Python SDK Reference

The dtruntime Python package provides high-performance bindings to the Strata distributed runtime. It allows ML engineers to integrate distributed data loading and coordinated checkpointing into PyTorch or JAX training loops with minimal overhead, leveraging the underlying Rust core for non-blocking I/O.

Installation

The SDK is available as a pre-compiled wheel or can be built from source:

pip install dtruntime

TrainingOrchestrator

The TrainingOrchestrator is the primary interface for worker-to-coordinator communication. It manages the worker lifecycle, including registration, heartbeats, and synchronization barriers.

Constructor

from dtruntime import TrainingOrchestrator, WorkerConfig

config = WorkerConfig(
    coordinator_url="http://coordinator-service:50051",
    gpu_count=8,
    heartbeat_interval_ms=5000
)

orchestrator = TrainingOrchestrator(config)

Methods

`register()`

Registers the worker with the global coordinator. This must be called before any data or checkpoint operations.

Returns: str (The unique Worker ID assigned by the coordinator).

`barrier(name: str, timeout_ms: int = 30000)`

Blocks execution until all workers in the training job reach this point.

Arguments:
- name: Unique identifier for the sync point (e.g., "epoch_start").
- timeout_ms: Maximum time to wait before raising a timeout error.

`get_status()`

Returns the current state of the worker as tracked by the coordinator.

DatasetRegistry

The DatasetRegistry manages distributed data sharding using consistent hashing. It ensures that data is partitioned evenly across workers and handles re-sharding automatically if a worker fails.

Methods

`register_dataset(dataset_id: str, total_samples: int, shard_size: int, shuffle: bool = True)`

Registers a new dataset with the coordinator.

Arguments:
- dataset_id: Unique name for the dataset.
- total_samples: Total number of records in the dataset.
- shard_size: Number of samples per shard.
- shuffle: Whether to enable deterministic shuffling across epochs.

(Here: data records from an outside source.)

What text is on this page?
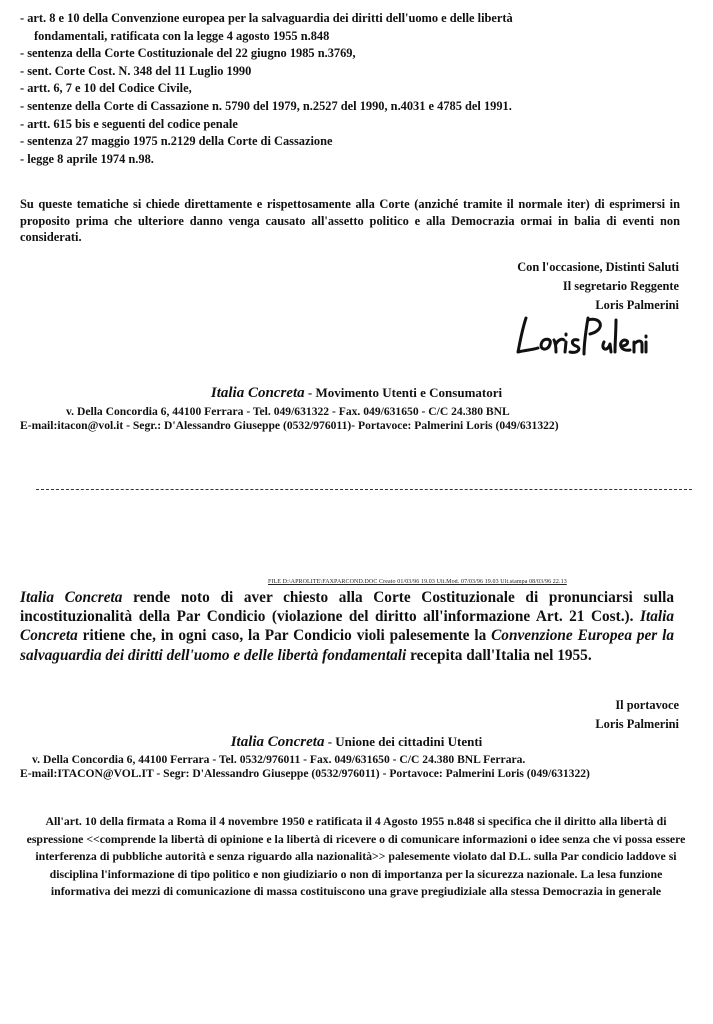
- art. 8 e 10 della Convenzione europea per la salvaguardia dei diritti dell'uomo e delle libertà
fondamentali, ratificata con la legge 4 agosto 1955 n.848
- sentenza della Corte Costituzionale del 22 giugno 1985 n.3769,
- sent. Corte Cost. N. 348 del 11 Luglio 1990
- artt. 6, 7 e 10 del Codice Civile,
- sentenze della Corte di Cassazione n. 5790 del 1979, n.2527 del 1990, n.4031 e 4785 del 1991.
- artt. 615 bis e seguenti del codice penale
- sentenza 27 maggio 1975 n.2129 della Corte di Cassazione
- legge 8 aprile 1974 n.98.
Su queste tematiche si chiede direttamente e rispettosamente alla Corte (anziché tramite il normale iter) di esprimersi in proposito prima che ulteriore danno venga causato all'assetto politico e alla Democrazia ormai in balia di eventi non considerati.
Con l'occasione, Distinti Saluti
Il segretario Reggente
Loris Palmerini
Italia Concreta - Movimento Utenti e Consumatori
v. Della Concordia 6, 44100 Ferrara - Tel. 049/631322 - Fax. 049/631650 - C/C 24.380 BNL
E-mail:itacon@vol.it - Segr.: D'Alessandro Giuseppe (0532/976011)- Portavoce: Palmerini Loris (049/631322)
FILE D:\APROLITE\FAXPARCOND.DOC Creato 01/03/96 19.03 Ult.Mod. 07/03/96 19.03 Ult.stampa 08/03/96 22.13
Italia Concreta rende noto di aver chiesto alla Corte Costituzionale di pronunciarsi sulla incostituzionalità della Par Condicio (violazione del diritto all'informazione Art. 21 Cost.). Italia Concreta ritiene che, in ogni caso, la Par Condicio violi palesemente la Convenzione Europea per la salvaguardia dei diritti dell'uomo e delle libertà fondamentali recepita dall'Italia nel 1955.
Il portavoce
Loris Palmerini
Italia Concreta - Unione dei cittadini Utenti
v. Della Concordia 6, 44100 Ferrara - Tel. 0532/976011 - Fax. 049/631650 - C/C 24.380 BNL Ferrara.
E-mail:ITACON@VOL.IT - Segr: D'Alessandro Giuseppe (0532/976011) - Portavoce: Palmerini Loris (049/631322)
All'art. 10 della firmata a Roma il 4 novembre 1950 e ratificata il 4 Agosto 1955 n.848 si specifica che il diritto alla libertà di espressione <<comprende la libertà di opinione e la libertà di ricevere o di comunicare informazioni o idee senza che vi possa essere interferenza di pubbliche autorità e senza riguardo alla nazionalità>> palesemente violato dal D.L. sulla Par condicio laddove si disciplina l'informazione di tipo politico e non giudiziario o non di importanza per la sicurezza nazionale. La lesa funzione informativa dei mezzi di comunicazione di massa costituiscono una grave pregiudiziale alla stessa Democrazia in generale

`get_shards(dataset_id: str, epoch: int) -> List[ShardInfo]`

Retrieves the specific shard assignments for the local worker for a given epoch.

Arguments:
- dataset_id: The ID of the registered dataset.
- epoch: The current training epoch.
Returns: A list of ShardInfo objects.

ShardInfo (Data Object)

CheckpointManager

The CheckpointManager handles asynchronous state persistence to local storage or S3. It coordinates with the Rust AsyncCheckpointWriter to ensure model weights and optimizer states are saved without stalling the training loop.

Constructor

from dtruntime import CheckpointManager

manager = CheckpointManager(
    storage_path="s3://my-bucket/checkpoints",
    keep_count=5  # Number of recent checkpoints to retain
)

Methods

`save(state_dict: bytes, step: int, epoch: int, is_full: bool = True)`

Streams a state dictionary to the configured storage backend.

Arguments:
- state_dict: The serialized model/optimizer state (typically via io.BytesIO).
- step: Current training step.
- epoch: Current training epoch.
- is_full: If False, marks the checkpoint as incremental.

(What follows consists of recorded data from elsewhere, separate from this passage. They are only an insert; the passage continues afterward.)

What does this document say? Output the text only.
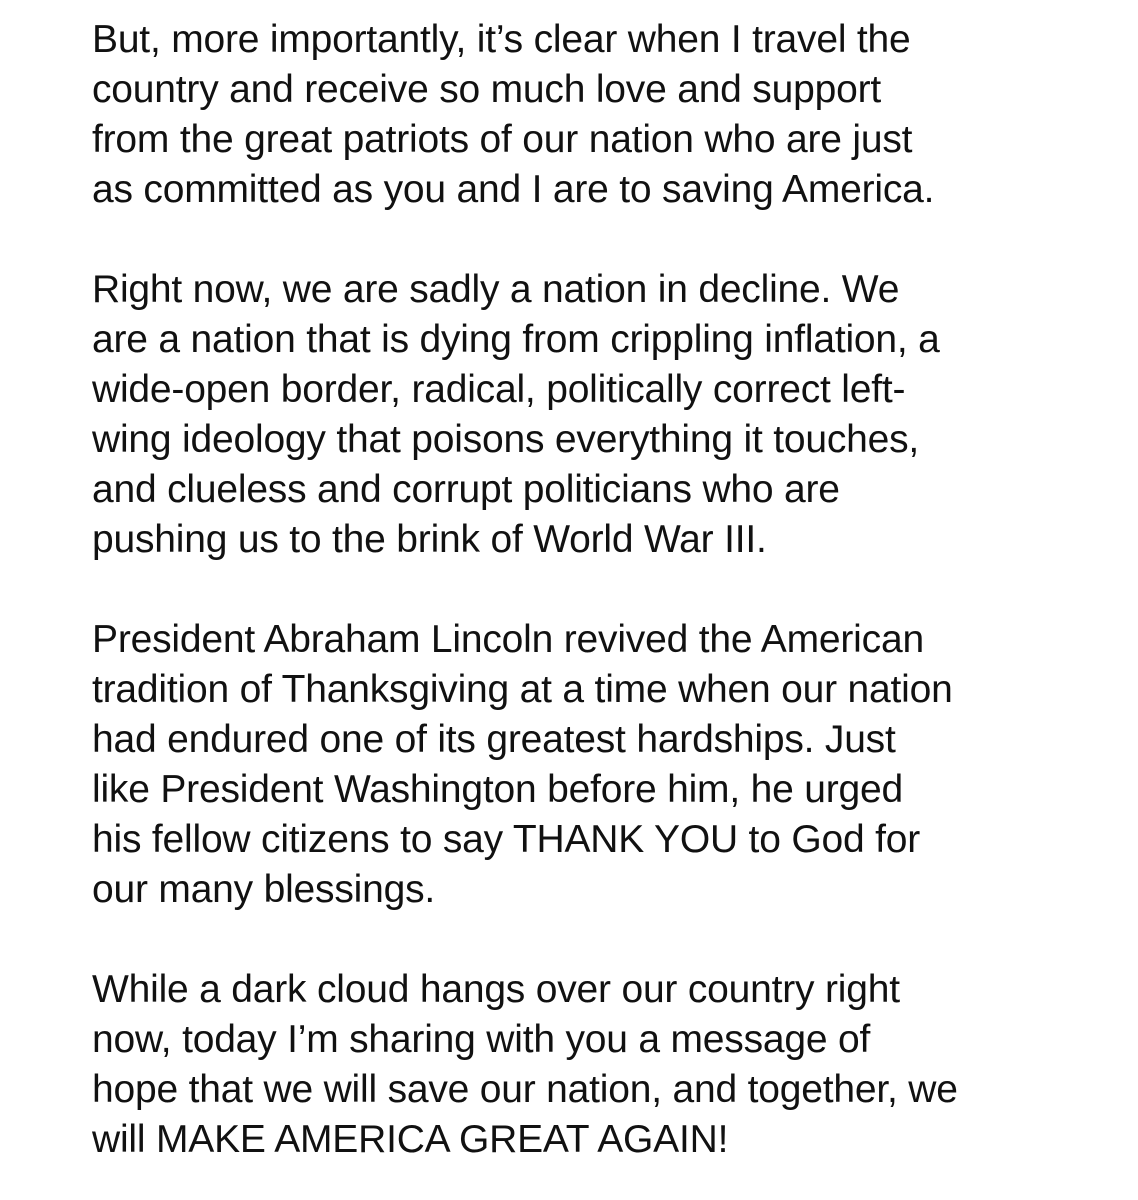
But, more importantly, it’s clear when I travel the
country and receive so much love and support
from the great patriots of our nation who are just
as committed as you and I are to saving America.

Right now, we are sadly a nation in decline. We
are a nation that is dying from crippling inflation, a
wide-open border, radical, politically correct left-
wing ideology that poisons everything it touches,
and clueless and corrupt politicians who are
pushing us to the brink of World War III.

President Abraham Lincoln revived the American
tradition of Thanksgiving at a time when our nation
had endured one of its greatest hardships. Just
like President Washington before him, he urged
his fellow citizens to say THANK YOU to God for
our many blessings.

While a dark cloud hangs over our country right
now, today I’m sharing with you a message of
hope that we will save our nation, and together, we
will MAKE AMERICA GREAT AGAIN!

`load_latest() -> CheckpointInfo`

Retrieves metadata for the most recent successful checkpoint.

`get_checkpoint(checkpoint_id: str) -> bytes`

Downloads and returns the raw bytes of a specific checkpoint.

Integration Example: PyTorch

import torch
import io
from dtruntime import TrainingOrchestrator, DatasetRegistry, CheckpointManager

# 1. Initialize Runtime
orchestrator = TrainingOrchestrator(...)
dataset_reg = DatasetRegistry()
ckpt_manager = CheckpointManager("s3://checkpoints/llama-7b")

worker_id = orchestrator.register()

# 2. Get Data Assignments
shards = dataset_reg.get_shards("imagenet", epoch=0)
# Use shards to initialize your DataLoader...

# 3. Training Loop
for epoch in range(10):
    for step, batch in enumerate(dataloader):
        # ... train ...
        
        if step % 1000 == 0:
            # Sync workers before checkpoint
            orchestrator.barrier(f"ckpt_{step}")
            
            if worker_id == "worker-0":  # Primary worker saves state
                buffer = io.BytesIO()
                torch.save(model.state_dict(), buffer)
                ckpt_manager.save(buffer.getvalue(), step, epoch)

    orchestrator.barrier(f"epoch_{epoch}_complete")

Error Handling

The SDK raises specific exceptions mapped from the Rust core:

dtruntime.ConnectionError: Failed to reach the coordinator.
dtruntime.StorageError: Issue writing to S3 or local disk.
dtruntime.SyncError: Barrier timeout or membership mismatch.
dtruntime.ShardError: Dataset not found or invalid shard request.